The annual Charleston Gazette-West Virginia University Festival of Ideas - a lecture series designed to enhance cultural life in the Kanawha Valley - will resume March 10 with a discussion by a provocative U.S. author and political commentator.
Arianna Huffington is the author of 11 books, editor-in-chief of the online Huffington Post, a nationally syndicated columnist and co-host of the public radio political roundtable, "Left, Right & Center."
Her lecture will begin at 7:30 p.m. in the Charleston Civic Center Little Theater. Seating will be on a first-come, first-served basis. Refreshments and a book-signing reception will follow.
Huffington was born in Greece in 1950 and moved to England at 16 to enter Cambridge University, where she became president of the Cambridge Union Society. After British TV appearances, she lived in London with a broadcast journalist and wrote her first book. In 1980, she moved to California and became involved with former Gov. Jerry Brown.
In 1986, she married millionaire Michael Huffington, who was elected to Congress but later lost a race for the U.S. Senate. Her 1988 book, "Picasso: Creator and Destroyer," became a Merchant-Ivory movie starring Anthony Hopkins. Her 1994 book, "The Fourth Instinct," explores people's desire for meaning in a secular, post-religious world.
She and Huffington divorced in 1997. She briefly ran for California governor in 2003, the same year she published "Pigs at the Trough: How Corporate Greed and Political Corruption are Undermining America."
She has appeared on television's Comedy Central and various TV shows elsewhere. She and other writers for "Politically Incorrect with Bill Maher" were nominated for an Emmy.
She calls herself a "former right-winger who has evolved into a compassionate and progressive populist." In addition to her other wide-ranging pursuits, she hosts a commentary show on Air America Radio. In 2006, Time magazine named her one of the world's 100 most influential people.
She's a follower of offbeat minister John-Roger and his Church of the Movement of Spiritual Inner Awareness. Her latest book is "On Becoming Fearless - in Love, Work and Life. "Huffington lives in Los Angeles with her two teenage daughters.

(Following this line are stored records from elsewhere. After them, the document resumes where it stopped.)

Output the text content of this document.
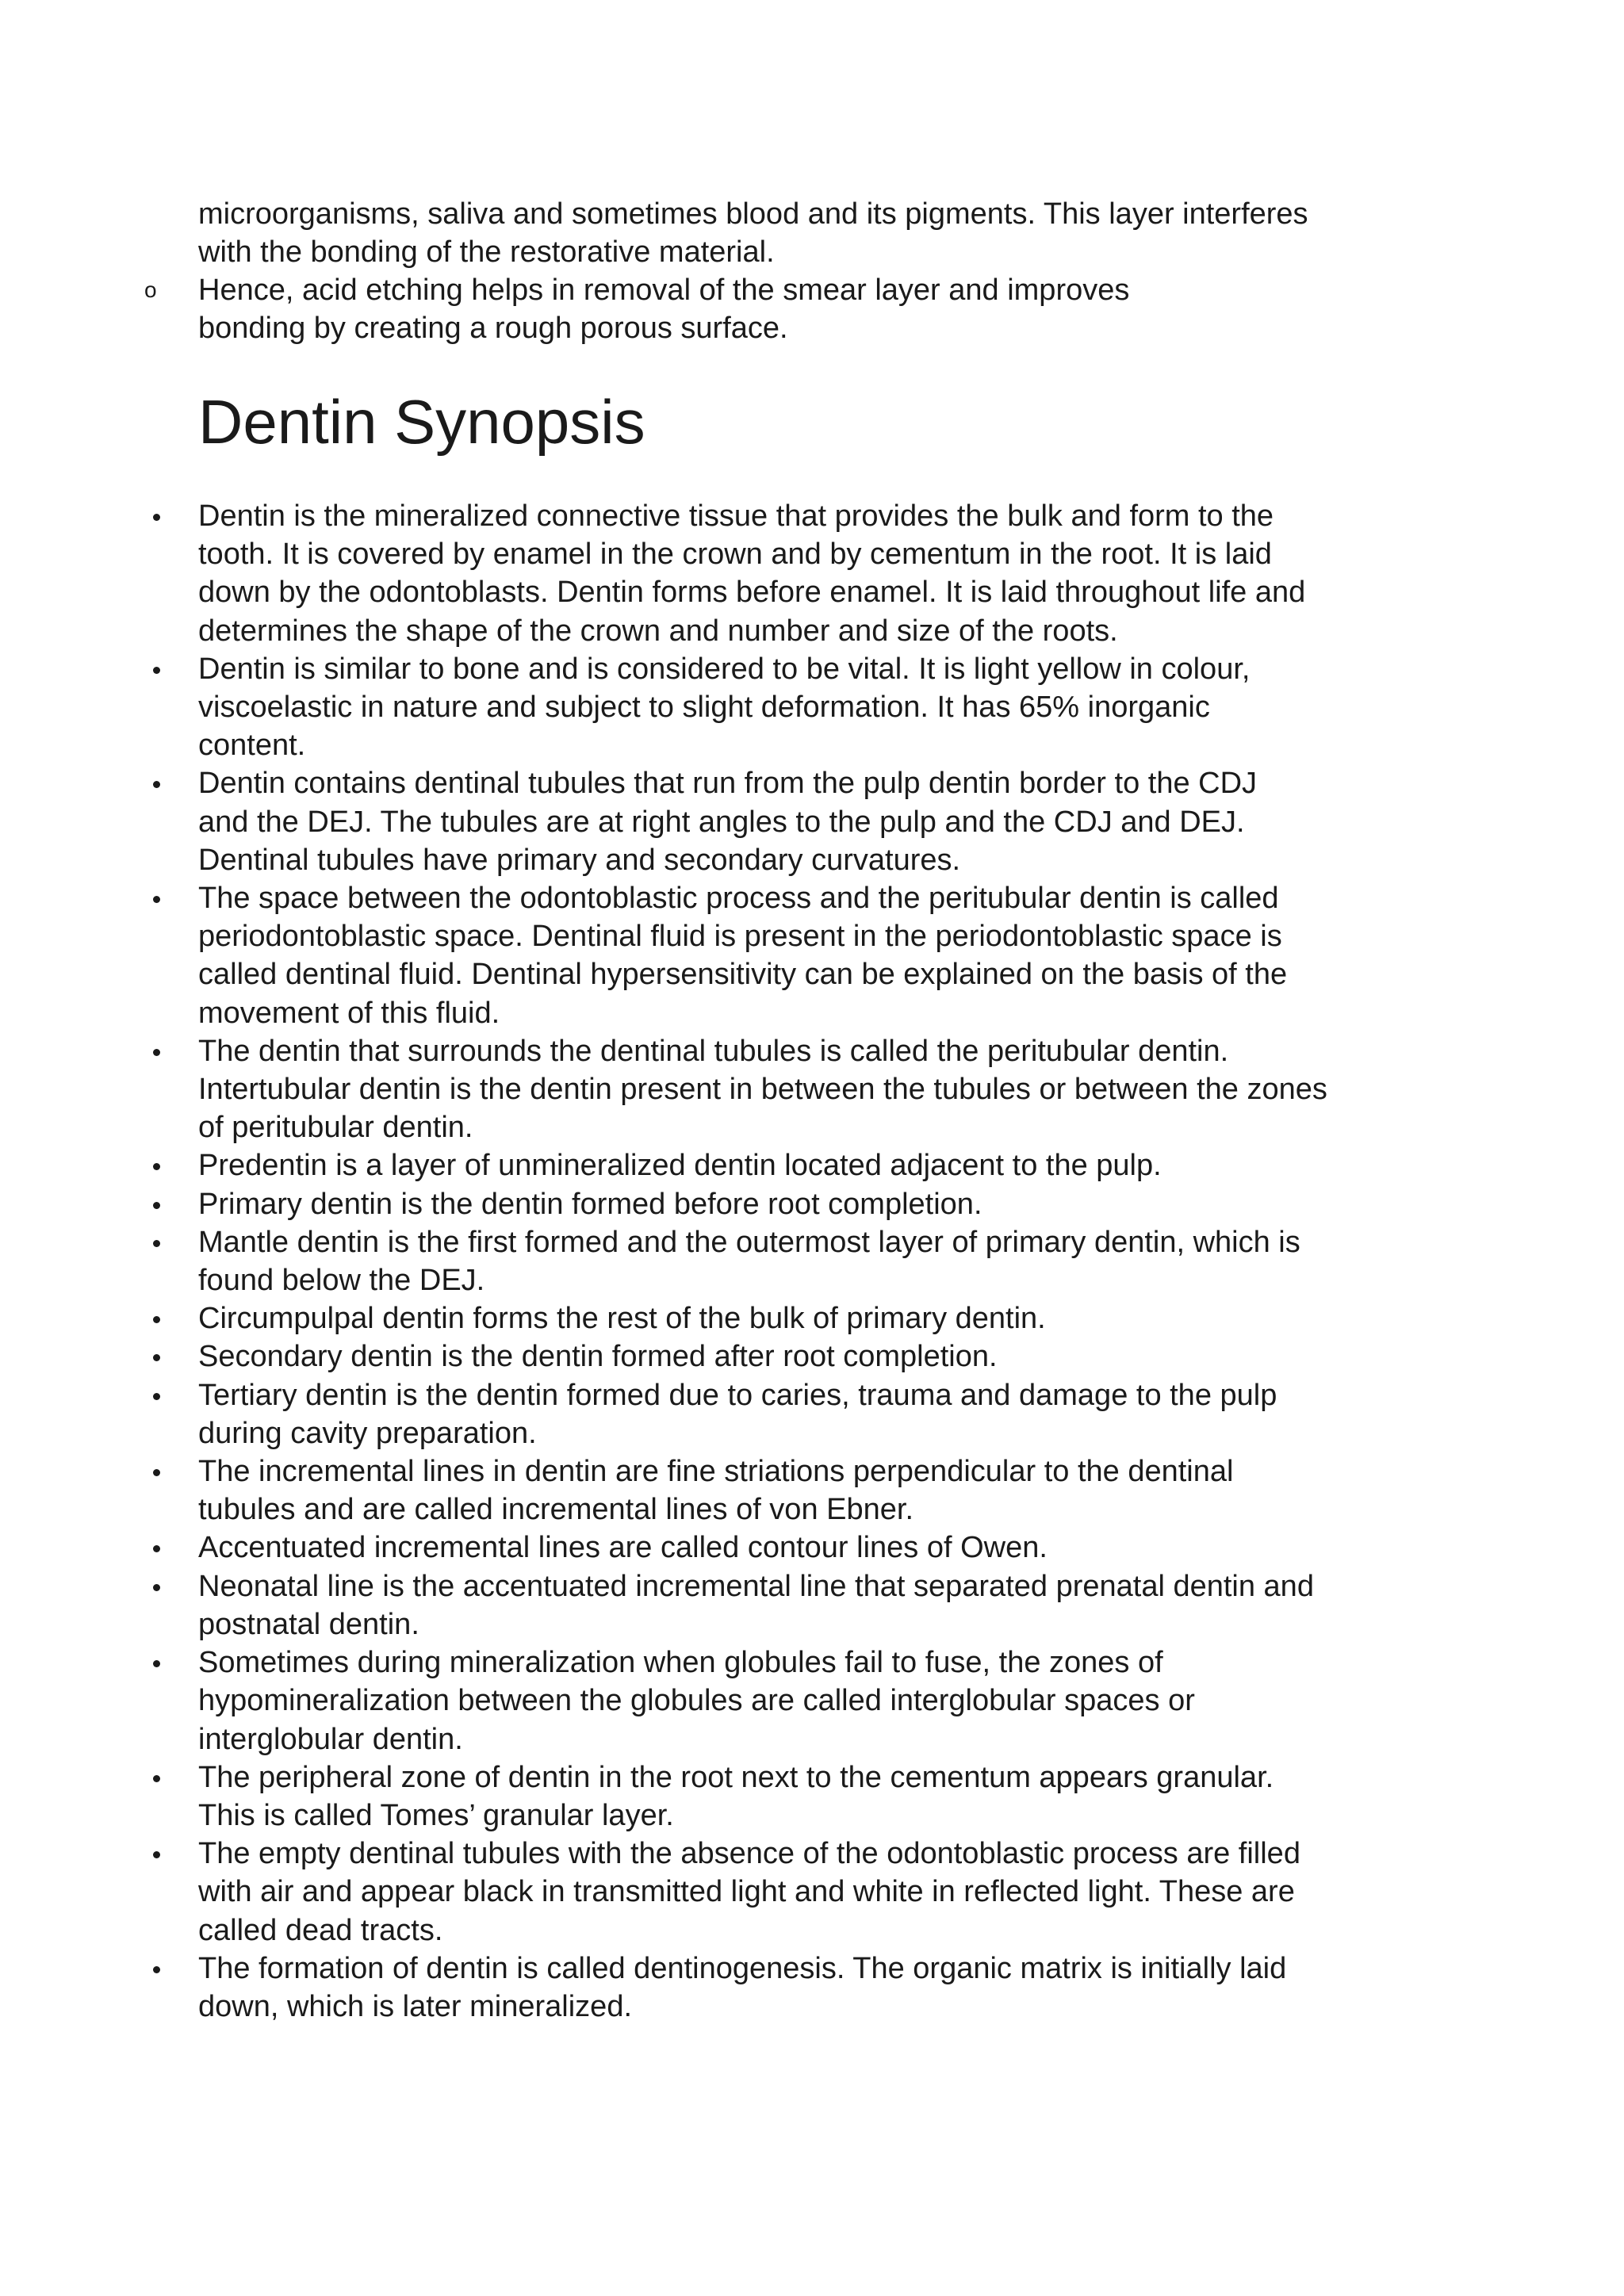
microorganisms, saliva and sometimes blood and its pigments. This layer interferes
with the bonding of the restorative material.
o Hence, acid etching helps in removal of the smear layer and improves
bonding by creating a rough porous surface.
Dentin Synopsis
Dentin is the mineralized connective tissue that provides the bulk and form to the
tooth. It is covered by enamel in the crown and by cementum in the root. It is laid
down by the odontoblasts. Dentin forms before enamel. It is laid throughout life and
determines the shape of the crown and number and size of the roots.
Dentin is similar to bone and is considered to be vital. It is light yellow in colour,
viscoelastic in nature and subject to slight deformation. It has 65% inorganic
content.
Dentin contains dentinal tubules that run from the pulp dentin border to the CDJ
and the DEJ. The tubules are at right angles to the pulp and the CDJ and DEJ.
Dentinal tubules have primary and secondary curvatures.
The space between the odontoblastic process and the peritubular dentin is called
periodontoblastic space. Dentinal fluid is present in the periodontoblastic space is
called dentinal fluid. Dentinal hypersensitivity can be explained on the basis of the
movement of this fluid.
The dentin that surrounds the dentinal tubules is called the peritubular dentin.
Intertubular dentin is the dentin present in between the tubules or between the zones
of peritubular dentin.
Predentin is a layer of unmineralized dentin located adjacent to the pulp.
Primary dentin is the dentin formed before root completion.
Mantle dentin is the first formed and the outermost layer of primary dentin, which is
found below the DEJ.
Circumpulpal dentin forms the rest of the bulk of primary dentin.
Secondary dentin is the dentin formed after root completion.
Tertiary dentin is the dentin formed due to caries, trauma and damage to the pulp
during cavity preparation.
The incremental lines in dentin are fine striations perpendicular to the dentinal
tubules and are called incremental lines of von Ebner.
Accentuated incremental lines are called contour lines of Owen.
Neonatal line is the accentuated incremental line that separated prenatal dentin and
postnatal dentin.
Sometimes during mineralization when globules fail to fuse, the zones of
hypomineralization between the globules are called interglobular spaces or
interglobular dentin.
The peripheral zone of dentin in the root next to the cementum appears granular.
This is called Tomes’ granular layer.
The empty dentinal tubules with the absence of the odontoblastic process are filled
with air and appear black in transmitted light and white in reflected light. These are
called dead tracts.
The formation of dentin is called dentinogenesis. The organic matrix is initially laid
down, which is later mineralized.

The Gazette-WVU Festival of Ideas has been a Charleston feature for almost a decade. Here's a roster of past programs:
In 1999, the Capitol Steps comic troupe; 2000, Vietnam correspondents Peter Arnett and George Esper, plus war historian Stephen Ambrose; 2001, satirist Mark Russell, plus Pulitzer Prize winners David Halberstam, Liz Balmaseda, Tom French and Terry Wimmer, plus poet Maya Angelou, plus presidential historian Doris Kearns Goodwin.
In 2002, presidential historian Michael Beschloss, plus Newsweek international editor Fareed Zakaria, plus two Vietnam photographers and a Vietnamese survivor of napalm bombing; 2003, New York Times germ warfare expert Judith Miller and columnist Anna Quindlen; 2004, "America's Most Wanted" host John Walsh and Newsweek managing editor Jon Meacham; 2005, Seymour Hersh and Julian Bond; 2006, George Stephanopoulos; 2007, Gore Vidal.